On 30.03.2011 21:06, Jon Nelson wrote:
> The short version is that if a postgresql backend is killed (by the Linux
> OOM handler, or kill -9, etc...) while operations are
> taking place in a *different* backend, corruption is introduced in the other
> backend. I don't want to say it happens 100% of the time, but it happens
> every time I test.
> Here is how I am reproducing the problem:
> 1. Open a psql connection to database A. It may remain idle.
> 2. Wait for an automated process to connect to database B and start
> operations. These operations
> 3. kill -9 the backend for the psql connection to database A.
> Then I observe the backends all shutting down and postgresql entering
> recovery mode, which succeeds.
> Subsequent operations on other databases appear fine, but not for
> database B: An index on one of the tables in database B is corrupted.
> It is always the
> same index.
> 2011-03-30 14:51:32 UTC LOG: server process (PID 3871) was terminated by
> signal 9: Killed
> 2011-03-30 14:51:32 UTC LOG: terminating any other active server
> 2011-03-30 14:51:32 UTC WARNING: terminating connection because of crash
> of another server process
> 2011-03-30 14:51:32 UTC DETAIL: The postmaster has commanded this server
> process to roll back the current transaction and exit, because another
> server process exited abnormally and possibly corrupted shared memory.
> 2011-03-30 14:51:32 UTC HINT: In a moment you should be able to reconnect
> to the database and repeat your command.
> 2011-03-30 14:51:32 UTC databaseB databaseB WARNING: terminating connection
> because of crash of another server process
> 2011-03-30 14:51:32 UTC databaseB databaseB DETAIL: The postmaster has
> commanded this server process to roll back the current transaction and exit,
> because another server process exited abnormally and possibly corrupted
> shared memory.
> 2011-03-30 14:51:32 UTC databaseB databaseB HINT: In a moment you should be
> able to reconnect to the database and repeat your command.
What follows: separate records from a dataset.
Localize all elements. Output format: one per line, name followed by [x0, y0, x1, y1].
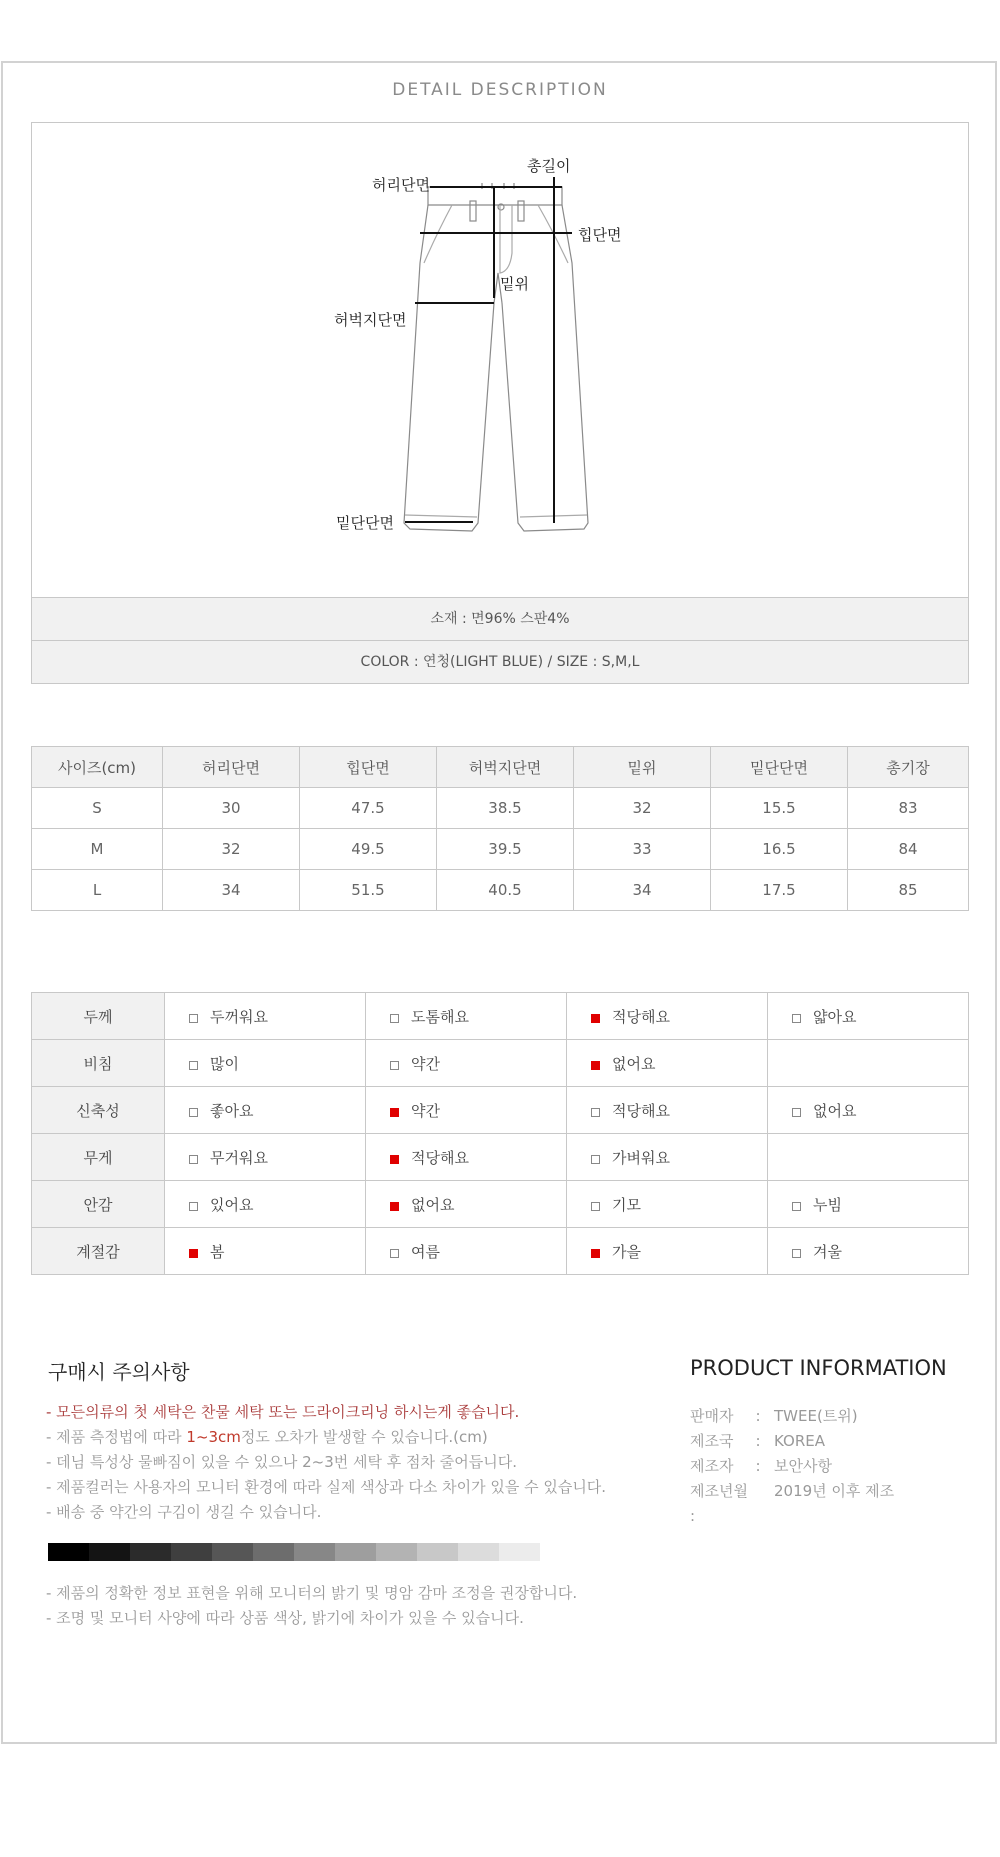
gray-swatch: [417, 1543, 458, 1561]
product-info-sep: :: [755, 1457, 761, 1475]
notice-item-measure-highlight: 1~3cm: [186, 1428, 241, 1446]
unchecked-box-icon: [189, 1108, 198, 1117]
size-header-cell: 밑위: [574, 747, 711, 788]
feel-row: [32, 1087, 969, 1134]
size-table: [31, 746, 969, 911]
size-cell: 49.5: [300, 829, 437, 870]
footnote-lighting: - 조명 및 모니터 사양에 따라 상품 색상, 밝기에 차이가 있을 수 있습니다.: [46, 1609, 524, 1627]
size-header-cell: 밑단단면: [711, 747, 848, 788]
feel-option-cell: [366, 1134, 567, 1181]
size-cell: 84: [848, 829, 969, 870]
size-cell: 34: [163, 870, 300, 911]
feel-option-cell: [567, 1181, 768, 1228]
feel-option-label: 여름: [411, 1242, 440, 1261]
size-header-cell: 힙단면: [300, 747, 437, 788]
gray-swatch: [48, 1543, 89, 1561]
feel-row-label: 비침: [32, 1040, 165, 1087]
feel-row: [32, 1228, 969, 1275]
feel-option-label: 적당해요: [612, 1007, 670, 1026]
feel-option-cell: [768, 1087, 969, 1134]
feel-row: [32, 1181, 969, 1228]
feel-option-label: 무거워요: [210, 1148, 268, 1167]
notice-item-wash: - 모든의류의 첫 세탁은 찬물 세탁 또는 드라이크리닝 하시는게 좋습니다.: [46, 1403, 520, 1421]
size-cell: 85: [848, 870, 969, 911]
unchecked-box-icon: [591, 1108, 600, 1117]
footnote-list: [46, 1581, 577, 1631]
unchecked-box-icon: [792, 1202, 801, 1211]
pants-measurement-diagram: [32, 123, 968, 597]
size-cell: 32: [574, 788, 711, 829]
product-info-sep: :: [755, 1407, 761, 1425]
size-cell: 47.5: [300, 788, 437, 829]
gray-swatch: [335, 1543, 376, 1561]
feel-option-cell: [366, 1228, 567, 1275]
feel-option-cell: [165, 1087, 366, 1134]
feel-row-label: 계절감: [32, 1228, 165, 1275]
measurement-lines: [405, 177, 572, 523]
checked-box-icon: [591, 1061, 600, 1070]
size-cell: 83: [848, 788, 969, 829]
feel-option-label: 겨울: [813, 1242, 842, 1261]
feel-option-cell: [165, 1040, 366, 1087]
size-cell: 15.5: [711, 788, 848, 829]
feel-option-cell: [366, 1040, 567, 1087]
product-info-value: KOREA: [774, 1432, 825, 1450]
product-info-row: [690, 1404, 894, 1429]
table-row: [32, 788, 969, 829]
product-info-title: PRODUCT INFORMATION: [690, 1356, 947, 1380]
feel-row: [32, 1040, 969, 1087]
checked-box-icon: [390, 1108, 399, 1117]
feel-option-label: 가을: [612, 1242, 641, 1261]
feel-option-label: 적당해요: [411, 1148, 469, 1167]
unchecked-box-icon: [189, 1155, 198, 1164]
feel-option-cell: [567, 1040, 768, 1087]
notice-list: [46, 1400, 606, 1525]
label-total-length: 총길이: [527, 157, 571, 175]
feel-option-cell: [768, 1228, 969, 1275]
feel-option-cell: [567, 1087, 768, 1134]
checked-box-icon: [390, 1202, 399, 1211]
checked-box-icon: [591, 1014, 600, 1023]
label-hem: 밑단단면: [336, 514, 394, 532]
size-cell: 30: [163, 788, 300, 829]
product-info-key: 판매자: [690, 1407, 734, 1425]
size-cell: 32: [163, 829, 300, 870]
product-info-table: [690, 1404, 894, 1529]
table-row: [32, 870, 969, 911]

> 2011-03-30 14:51:32 UTC LOG: all server processes terminated;
> 2011-03-30 14:51:32 UTC LOG: database system was interrupted; last known
> up at 2011-03-30 14:46:50 UTC
> 2011-03-30 14:51:32 UTC databaseB databaseB FATAL: the database system is
> in recovery mode
> 2011-03-30 14:51:32 UTC LOG: database system was not properly shut down;
> automatic recovery in progress
> 2011-03-30 14:51:32 UTC LOG: redo starts at 301/1D328E40
> 2011-03-30 14:51:33 UTC databaseB databaseB FATAL: the database system is
> in recovery mode
> 2011-03-30 14:51:34 UTC LOG: record with zero length at 301/1EA08608
> 2011-03-30 14:51:34 UTC LOG: redo done at 301/1EA08558
> 2011-03-30 14:51:34 UTC LOG: last completed transaction was at log time
> 2011-03-30 14:51:31.257997+00
> 2011-03-30 14:51:37 UTC LOG: autovacuum launcher started
> 2011-03-30 14:51:37 UTC LOG: database system is ready to accept
> 2011-03-30 14:52:05 UTC databaseB databaseB ERROR: index "<elided>"
> contains unexpected zero page at block 0
> 2011-03-30 14:52:05 UTC databaseB databaseB HINT: Please REINDEX it.
> What's more, I can execute a 'DELETE from tableB' (where tableB is the
> table that is the one with the troublesome index) without error, but
> when I try to *insert* that is when I get a problem. The index is a
> standard btree index. The DELETE statement has no where clause.
Can you provide a self-contained test script to reproduce this?
Is the corruption always the same, ie. "unexpected zero page at block 0" ?
> My interpretation of these values is that the drives themselves have
> their write caches disabled.
Ok. It doesn't look like a hardware issue, as there's no OS crash involved.